Ways Children Express Feelings

Although some children are able to talk about their feelings, others may express them through physical and behavioral changes. Some of the behaviors frequently seen in children who are adjusting to returning home include:

  • Reverting to behaviors more often seen in younger children, such as thumb sucking, bedwetting, and fear of separation.
  • A change in eating habits (eating more or less).
  • Acting out by not listening, whining, fighting or even hitting others.
  • Seeking more affection than usual.
  • Expressing more fears than usual (nightmares or fear of being left alone by a parent).
  • Increased irritability or frustration in completing simple tasks.
  • Resisting household rules.

Coping Strategies

There are various ways you can help your child adjust following a hospital visit or medical procedure.

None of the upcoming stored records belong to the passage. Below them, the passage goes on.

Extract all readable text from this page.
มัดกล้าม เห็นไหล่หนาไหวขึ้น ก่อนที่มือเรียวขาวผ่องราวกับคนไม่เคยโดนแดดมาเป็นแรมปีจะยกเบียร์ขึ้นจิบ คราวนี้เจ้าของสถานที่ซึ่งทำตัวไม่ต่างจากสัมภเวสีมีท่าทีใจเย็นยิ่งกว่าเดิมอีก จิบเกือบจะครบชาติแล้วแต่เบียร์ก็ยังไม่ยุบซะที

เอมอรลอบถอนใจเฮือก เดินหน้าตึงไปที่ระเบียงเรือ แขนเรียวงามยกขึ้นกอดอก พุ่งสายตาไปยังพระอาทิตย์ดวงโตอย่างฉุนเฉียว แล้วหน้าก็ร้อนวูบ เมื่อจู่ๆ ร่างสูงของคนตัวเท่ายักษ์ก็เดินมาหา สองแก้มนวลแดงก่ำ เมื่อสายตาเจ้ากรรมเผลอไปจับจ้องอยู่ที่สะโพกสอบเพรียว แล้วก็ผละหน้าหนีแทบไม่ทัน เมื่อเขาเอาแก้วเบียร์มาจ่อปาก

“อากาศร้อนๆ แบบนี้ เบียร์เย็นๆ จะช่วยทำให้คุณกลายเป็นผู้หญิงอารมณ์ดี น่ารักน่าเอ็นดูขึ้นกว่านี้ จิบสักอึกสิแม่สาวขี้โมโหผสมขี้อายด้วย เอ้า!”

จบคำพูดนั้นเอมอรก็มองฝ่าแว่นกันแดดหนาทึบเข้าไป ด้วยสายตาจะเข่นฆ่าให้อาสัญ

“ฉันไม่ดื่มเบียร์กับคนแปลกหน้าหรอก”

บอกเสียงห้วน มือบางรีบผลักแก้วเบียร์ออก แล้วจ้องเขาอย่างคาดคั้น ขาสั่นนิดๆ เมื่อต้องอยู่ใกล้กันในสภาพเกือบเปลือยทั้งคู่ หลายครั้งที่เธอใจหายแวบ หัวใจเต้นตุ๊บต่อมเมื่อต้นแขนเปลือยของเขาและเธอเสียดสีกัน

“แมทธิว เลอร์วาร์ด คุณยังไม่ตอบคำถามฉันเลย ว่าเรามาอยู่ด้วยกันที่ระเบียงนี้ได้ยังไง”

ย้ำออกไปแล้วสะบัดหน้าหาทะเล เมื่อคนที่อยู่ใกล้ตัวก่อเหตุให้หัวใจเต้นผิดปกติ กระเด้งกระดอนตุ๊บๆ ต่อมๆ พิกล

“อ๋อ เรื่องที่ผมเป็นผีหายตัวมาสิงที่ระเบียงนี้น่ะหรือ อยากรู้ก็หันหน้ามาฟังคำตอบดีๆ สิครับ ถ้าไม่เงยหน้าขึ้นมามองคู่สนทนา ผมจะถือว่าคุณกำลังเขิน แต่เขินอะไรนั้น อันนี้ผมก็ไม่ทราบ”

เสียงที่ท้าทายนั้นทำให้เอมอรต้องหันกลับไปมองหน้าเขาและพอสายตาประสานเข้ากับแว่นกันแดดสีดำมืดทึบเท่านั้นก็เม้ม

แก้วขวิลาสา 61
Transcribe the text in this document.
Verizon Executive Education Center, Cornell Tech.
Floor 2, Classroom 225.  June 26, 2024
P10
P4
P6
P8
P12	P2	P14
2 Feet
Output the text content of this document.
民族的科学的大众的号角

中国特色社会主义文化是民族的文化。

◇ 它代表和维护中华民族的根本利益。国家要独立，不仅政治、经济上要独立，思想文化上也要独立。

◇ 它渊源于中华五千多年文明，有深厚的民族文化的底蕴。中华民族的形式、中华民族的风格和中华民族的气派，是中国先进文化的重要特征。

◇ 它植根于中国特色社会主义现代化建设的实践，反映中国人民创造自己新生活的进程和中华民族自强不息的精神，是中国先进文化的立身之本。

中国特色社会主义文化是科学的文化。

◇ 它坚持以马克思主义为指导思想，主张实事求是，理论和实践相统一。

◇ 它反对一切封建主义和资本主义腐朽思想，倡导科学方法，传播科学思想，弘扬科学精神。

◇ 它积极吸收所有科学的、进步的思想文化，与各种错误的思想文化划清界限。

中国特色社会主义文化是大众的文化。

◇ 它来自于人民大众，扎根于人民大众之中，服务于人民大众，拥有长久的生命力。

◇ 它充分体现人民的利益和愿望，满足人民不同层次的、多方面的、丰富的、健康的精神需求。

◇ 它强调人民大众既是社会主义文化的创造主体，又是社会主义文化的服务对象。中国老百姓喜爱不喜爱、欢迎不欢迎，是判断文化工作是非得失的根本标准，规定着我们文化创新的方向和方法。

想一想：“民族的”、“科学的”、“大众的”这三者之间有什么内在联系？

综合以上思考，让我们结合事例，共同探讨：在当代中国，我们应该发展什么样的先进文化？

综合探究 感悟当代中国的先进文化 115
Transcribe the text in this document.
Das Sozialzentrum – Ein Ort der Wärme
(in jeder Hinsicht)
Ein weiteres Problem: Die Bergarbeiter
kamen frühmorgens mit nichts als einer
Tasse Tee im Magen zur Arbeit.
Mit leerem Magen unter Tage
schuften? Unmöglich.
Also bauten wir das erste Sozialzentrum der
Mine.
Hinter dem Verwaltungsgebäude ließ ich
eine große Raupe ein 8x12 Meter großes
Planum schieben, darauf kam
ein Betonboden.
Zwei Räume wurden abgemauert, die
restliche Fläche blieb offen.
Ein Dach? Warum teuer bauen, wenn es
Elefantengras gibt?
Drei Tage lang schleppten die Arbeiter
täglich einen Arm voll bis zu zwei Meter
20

Some strategies you can us include:

  • Spend additional time with your child and give them extra affection and attention during the first week at home.
  • Follow your usual household rules (bedtime, playtime, clean-up and meals).
  • Return to your usual family routines as soon as possible.
  • Talk in simple language with your child about the hospital stay, procedure or test.
  • Play "doctor" or "hospital" with your child. Through play, your child may bring up feelings about his or her hospital experience.
  • Invite your child to draw pictures and ask him or her to tell you about them.
  • Talk with your child about his or her dreams or nightmares and offer reassurance and positive information about the hospital.
  • If you feel that you or your child may benefit from working with a counselor, talk to your pediatrician about a referral.